Palermo

L’omicidio a Boccadifalco, in caserma il proprietario di casa della vittima

È stato fermato dai carabinieri e condotto in caserma il proprietario di casa di Alessandro Guadagna, il giovane di 32 anni volto noto alle forze dell’ordine, ucciso questa mattina a colpi di pistola in via Mulino, nel quartiere Boccadifalco di Palermo (LEGGI QUI). L’uomo è sospettato dell’omicidio. Secondo quanto ricostruito, fra i due ci sarebbero state discussioni per affitti non pagati e stamattina il sospettato sarebbe andata a casa di Guadagna per riscuotere i canoni dovuti. Lì sarebbe iniziata una lite, sfociata poi nell’omicidio. I militari sono andati a casa dell’uomo, un 77enne detentore di armi da fuoco, ma non l’hanno trovato e i suoi familiari hanno raccontato che era uscito presto da casa e aveva lasciato una lettera: spiegava che stava andando a incontrare l’inquilino per sistemare la questione degli affitti non pagati.
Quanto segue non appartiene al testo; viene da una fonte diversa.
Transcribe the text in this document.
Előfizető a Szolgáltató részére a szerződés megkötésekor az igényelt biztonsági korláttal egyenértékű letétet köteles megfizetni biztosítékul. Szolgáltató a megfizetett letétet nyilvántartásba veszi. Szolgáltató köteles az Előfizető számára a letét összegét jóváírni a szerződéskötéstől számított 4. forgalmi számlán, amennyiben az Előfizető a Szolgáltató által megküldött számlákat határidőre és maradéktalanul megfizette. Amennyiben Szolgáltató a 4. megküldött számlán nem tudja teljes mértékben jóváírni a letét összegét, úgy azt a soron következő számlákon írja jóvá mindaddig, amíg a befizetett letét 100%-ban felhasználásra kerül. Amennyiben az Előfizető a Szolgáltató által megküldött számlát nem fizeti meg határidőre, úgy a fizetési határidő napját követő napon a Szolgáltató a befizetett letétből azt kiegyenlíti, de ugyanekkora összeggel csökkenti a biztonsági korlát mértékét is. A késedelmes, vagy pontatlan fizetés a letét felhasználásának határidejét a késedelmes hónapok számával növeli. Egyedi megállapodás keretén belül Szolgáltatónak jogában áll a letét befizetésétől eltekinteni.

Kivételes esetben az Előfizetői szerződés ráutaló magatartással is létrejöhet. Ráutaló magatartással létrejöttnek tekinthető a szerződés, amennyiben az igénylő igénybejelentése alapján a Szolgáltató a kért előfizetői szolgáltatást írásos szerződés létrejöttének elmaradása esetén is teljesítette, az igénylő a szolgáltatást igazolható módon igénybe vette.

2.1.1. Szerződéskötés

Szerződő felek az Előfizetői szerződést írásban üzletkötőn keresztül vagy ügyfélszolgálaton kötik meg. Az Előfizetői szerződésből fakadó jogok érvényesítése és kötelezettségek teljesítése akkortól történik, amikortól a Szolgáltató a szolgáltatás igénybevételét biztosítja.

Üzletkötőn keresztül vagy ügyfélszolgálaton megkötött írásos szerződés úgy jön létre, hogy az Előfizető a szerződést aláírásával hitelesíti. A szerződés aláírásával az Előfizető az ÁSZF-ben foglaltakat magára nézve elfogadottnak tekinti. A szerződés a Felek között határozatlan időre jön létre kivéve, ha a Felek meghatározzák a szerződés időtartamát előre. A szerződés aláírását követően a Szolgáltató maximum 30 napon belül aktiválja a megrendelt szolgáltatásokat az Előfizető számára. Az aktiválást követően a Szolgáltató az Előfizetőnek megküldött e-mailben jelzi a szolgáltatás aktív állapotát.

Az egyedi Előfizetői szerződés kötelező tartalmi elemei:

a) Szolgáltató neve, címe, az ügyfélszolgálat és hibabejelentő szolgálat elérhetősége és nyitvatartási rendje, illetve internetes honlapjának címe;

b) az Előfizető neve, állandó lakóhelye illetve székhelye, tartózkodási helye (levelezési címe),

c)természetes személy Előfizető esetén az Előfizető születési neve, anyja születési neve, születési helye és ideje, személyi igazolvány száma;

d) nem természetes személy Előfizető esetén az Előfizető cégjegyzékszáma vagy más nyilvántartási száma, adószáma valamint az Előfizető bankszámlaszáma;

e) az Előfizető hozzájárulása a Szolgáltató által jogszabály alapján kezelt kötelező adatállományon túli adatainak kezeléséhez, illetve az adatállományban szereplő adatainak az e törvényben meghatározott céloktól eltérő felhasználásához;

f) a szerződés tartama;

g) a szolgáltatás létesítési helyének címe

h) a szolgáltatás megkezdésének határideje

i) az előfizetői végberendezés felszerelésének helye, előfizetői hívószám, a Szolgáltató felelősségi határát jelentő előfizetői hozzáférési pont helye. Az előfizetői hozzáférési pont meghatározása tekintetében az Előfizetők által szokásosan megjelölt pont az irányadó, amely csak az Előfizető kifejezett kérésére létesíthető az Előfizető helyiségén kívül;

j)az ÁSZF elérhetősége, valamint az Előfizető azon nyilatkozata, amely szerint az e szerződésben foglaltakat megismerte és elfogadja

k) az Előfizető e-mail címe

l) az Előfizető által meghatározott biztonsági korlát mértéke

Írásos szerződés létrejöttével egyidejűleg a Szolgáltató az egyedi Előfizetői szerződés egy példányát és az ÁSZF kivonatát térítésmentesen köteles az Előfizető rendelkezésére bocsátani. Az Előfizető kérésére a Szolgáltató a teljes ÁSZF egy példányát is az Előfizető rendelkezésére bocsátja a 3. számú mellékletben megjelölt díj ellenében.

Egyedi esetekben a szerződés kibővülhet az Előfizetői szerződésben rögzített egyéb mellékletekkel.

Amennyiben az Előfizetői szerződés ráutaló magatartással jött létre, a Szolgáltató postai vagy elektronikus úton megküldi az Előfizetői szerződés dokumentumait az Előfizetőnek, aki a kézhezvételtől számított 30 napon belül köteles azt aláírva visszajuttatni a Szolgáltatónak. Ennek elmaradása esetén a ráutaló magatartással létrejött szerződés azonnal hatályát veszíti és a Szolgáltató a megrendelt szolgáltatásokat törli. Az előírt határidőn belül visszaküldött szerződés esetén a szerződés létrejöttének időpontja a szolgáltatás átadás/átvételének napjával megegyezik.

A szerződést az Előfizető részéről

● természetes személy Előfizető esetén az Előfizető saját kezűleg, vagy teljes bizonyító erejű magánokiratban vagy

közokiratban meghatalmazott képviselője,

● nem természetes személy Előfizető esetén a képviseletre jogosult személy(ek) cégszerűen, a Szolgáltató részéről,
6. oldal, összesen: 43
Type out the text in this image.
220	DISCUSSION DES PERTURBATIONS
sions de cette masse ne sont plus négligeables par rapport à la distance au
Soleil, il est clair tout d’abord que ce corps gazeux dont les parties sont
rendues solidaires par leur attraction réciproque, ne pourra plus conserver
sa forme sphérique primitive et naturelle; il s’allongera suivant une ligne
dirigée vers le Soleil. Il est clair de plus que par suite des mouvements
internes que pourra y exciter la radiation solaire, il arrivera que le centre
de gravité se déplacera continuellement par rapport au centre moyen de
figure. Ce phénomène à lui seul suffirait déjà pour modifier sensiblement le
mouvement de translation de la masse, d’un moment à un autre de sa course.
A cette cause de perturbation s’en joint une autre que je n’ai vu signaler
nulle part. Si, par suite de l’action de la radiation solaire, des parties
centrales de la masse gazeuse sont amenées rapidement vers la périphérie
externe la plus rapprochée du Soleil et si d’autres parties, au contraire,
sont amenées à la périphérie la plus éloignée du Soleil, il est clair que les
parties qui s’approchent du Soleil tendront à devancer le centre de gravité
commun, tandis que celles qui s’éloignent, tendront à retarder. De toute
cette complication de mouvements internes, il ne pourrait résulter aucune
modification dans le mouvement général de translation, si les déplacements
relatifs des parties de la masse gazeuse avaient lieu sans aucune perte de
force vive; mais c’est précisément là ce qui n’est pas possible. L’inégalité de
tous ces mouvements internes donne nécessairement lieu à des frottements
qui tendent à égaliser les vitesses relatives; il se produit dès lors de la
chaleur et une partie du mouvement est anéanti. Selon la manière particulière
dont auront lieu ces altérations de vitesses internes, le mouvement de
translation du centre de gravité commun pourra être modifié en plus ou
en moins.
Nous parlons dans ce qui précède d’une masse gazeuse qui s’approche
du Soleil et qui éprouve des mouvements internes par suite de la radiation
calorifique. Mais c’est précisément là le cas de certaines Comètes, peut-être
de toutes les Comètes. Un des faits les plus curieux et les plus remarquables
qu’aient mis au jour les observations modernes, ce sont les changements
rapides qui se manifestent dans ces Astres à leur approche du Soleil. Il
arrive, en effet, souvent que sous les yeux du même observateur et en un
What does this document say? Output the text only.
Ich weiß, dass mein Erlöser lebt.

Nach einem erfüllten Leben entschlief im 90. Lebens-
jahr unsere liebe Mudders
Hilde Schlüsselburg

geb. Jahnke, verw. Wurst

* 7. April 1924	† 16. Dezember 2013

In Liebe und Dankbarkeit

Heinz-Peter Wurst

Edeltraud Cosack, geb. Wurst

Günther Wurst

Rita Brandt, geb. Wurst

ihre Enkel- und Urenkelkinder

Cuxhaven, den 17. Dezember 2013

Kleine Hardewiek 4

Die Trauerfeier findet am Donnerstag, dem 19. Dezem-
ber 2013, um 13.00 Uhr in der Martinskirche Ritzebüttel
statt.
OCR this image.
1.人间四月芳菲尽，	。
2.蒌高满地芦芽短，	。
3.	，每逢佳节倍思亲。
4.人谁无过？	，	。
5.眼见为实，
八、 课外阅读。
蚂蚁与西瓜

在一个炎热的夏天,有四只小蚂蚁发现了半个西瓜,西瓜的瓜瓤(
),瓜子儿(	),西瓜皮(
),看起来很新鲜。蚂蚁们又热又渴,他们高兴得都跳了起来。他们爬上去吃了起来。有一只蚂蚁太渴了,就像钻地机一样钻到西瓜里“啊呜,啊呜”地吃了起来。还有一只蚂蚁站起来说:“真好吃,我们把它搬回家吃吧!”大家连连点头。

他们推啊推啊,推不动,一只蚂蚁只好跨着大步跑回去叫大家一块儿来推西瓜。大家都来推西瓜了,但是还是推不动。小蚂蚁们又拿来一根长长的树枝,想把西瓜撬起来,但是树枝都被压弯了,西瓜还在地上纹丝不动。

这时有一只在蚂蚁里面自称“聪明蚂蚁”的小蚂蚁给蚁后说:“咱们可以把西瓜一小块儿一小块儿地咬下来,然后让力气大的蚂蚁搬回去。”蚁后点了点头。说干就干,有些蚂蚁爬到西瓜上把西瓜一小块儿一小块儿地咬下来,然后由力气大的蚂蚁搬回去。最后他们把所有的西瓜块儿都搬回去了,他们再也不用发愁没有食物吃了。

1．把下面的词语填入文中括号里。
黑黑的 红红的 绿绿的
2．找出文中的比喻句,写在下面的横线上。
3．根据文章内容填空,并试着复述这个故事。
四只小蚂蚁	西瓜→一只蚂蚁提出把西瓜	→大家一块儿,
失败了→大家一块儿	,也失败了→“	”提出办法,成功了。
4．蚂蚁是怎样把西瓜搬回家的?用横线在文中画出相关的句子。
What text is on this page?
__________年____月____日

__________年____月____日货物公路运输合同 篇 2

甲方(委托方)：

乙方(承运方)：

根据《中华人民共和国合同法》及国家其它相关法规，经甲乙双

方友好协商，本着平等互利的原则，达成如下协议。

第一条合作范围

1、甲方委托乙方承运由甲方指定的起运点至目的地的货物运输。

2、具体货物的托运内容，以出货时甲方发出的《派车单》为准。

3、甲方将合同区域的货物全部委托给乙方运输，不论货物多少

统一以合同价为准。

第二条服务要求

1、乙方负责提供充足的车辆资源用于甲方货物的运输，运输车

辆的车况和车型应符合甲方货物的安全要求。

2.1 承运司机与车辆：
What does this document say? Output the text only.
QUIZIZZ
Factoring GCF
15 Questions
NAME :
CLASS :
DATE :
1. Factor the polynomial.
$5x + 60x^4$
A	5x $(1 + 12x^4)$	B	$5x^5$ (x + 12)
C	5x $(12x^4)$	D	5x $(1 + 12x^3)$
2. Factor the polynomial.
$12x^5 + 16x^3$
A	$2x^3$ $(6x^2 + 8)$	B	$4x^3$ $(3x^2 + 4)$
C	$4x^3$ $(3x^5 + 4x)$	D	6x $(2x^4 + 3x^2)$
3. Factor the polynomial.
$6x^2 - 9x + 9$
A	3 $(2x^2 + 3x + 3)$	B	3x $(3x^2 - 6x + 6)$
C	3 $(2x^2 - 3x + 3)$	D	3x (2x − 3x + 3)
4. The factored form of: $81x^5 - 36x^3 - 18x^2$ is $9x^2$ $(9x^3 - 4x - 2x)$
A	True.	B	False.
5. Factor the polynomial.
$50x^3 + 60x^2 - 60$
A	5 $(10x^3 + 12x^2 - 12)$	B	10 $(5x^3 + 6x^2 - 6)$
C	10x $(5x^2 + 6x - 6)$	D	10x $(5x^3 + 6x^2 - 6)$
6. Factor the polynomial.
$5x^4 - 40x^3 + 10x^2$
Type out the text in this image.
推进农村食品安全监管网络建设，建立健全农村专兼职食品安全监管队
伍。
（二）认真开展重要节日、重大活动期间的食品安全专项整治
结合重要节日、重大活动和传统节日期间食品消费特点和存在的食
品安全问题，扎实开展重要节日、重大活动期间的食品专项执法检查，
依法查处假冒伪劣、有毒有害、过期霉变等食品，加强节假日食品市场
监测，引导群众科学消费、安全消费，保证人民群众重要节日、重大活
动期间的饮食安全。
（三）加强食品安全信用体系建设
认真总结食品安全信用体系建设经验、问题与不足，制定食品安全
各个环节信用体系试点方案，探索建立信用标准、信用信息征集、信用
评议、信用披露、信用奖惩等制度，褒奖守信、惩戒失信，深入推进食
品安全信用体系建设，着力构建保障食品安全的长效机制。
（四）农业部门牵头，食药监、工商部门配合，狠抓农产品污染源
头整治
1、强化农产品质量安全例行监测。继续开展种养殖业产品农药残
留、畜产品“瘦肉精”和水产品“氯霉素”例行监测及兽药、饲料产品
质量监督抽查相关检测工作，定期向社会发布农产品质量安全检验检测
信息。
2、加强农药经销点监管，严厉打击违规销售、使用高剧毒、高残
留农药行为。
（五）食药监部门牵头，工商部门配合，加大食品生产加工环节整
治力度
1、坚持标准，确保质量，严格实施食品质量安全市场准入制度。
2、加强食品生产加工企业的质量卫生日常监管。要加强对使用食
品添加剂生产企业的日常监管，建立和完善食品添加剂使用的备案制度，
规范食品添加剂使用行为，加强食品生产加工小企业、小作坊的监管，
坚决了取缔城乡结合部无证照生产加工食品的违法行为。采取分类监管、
Nessuno dei parenti aveva mai pensato che potesse finire così.

Diramate le ricerche, per le quali sono stati mobilitati i carabinieri del Comando provinciale di Palermo, il presunto assassino è stato rintracciato, da solo, presso un centro commerciale della zona, dove pare essersi recato a piedi. Una volta raggiunto dai militari, l’indagato si è consegnato senza opporre nessuna resistenza. “Sono tutt’ora in corso – spiegano i militari – le indagini per stabilire l’esatta ricostruzione dei fatti e accertare le responsabilità, sotto la direzione della Procura della Repubblica di Palermo”.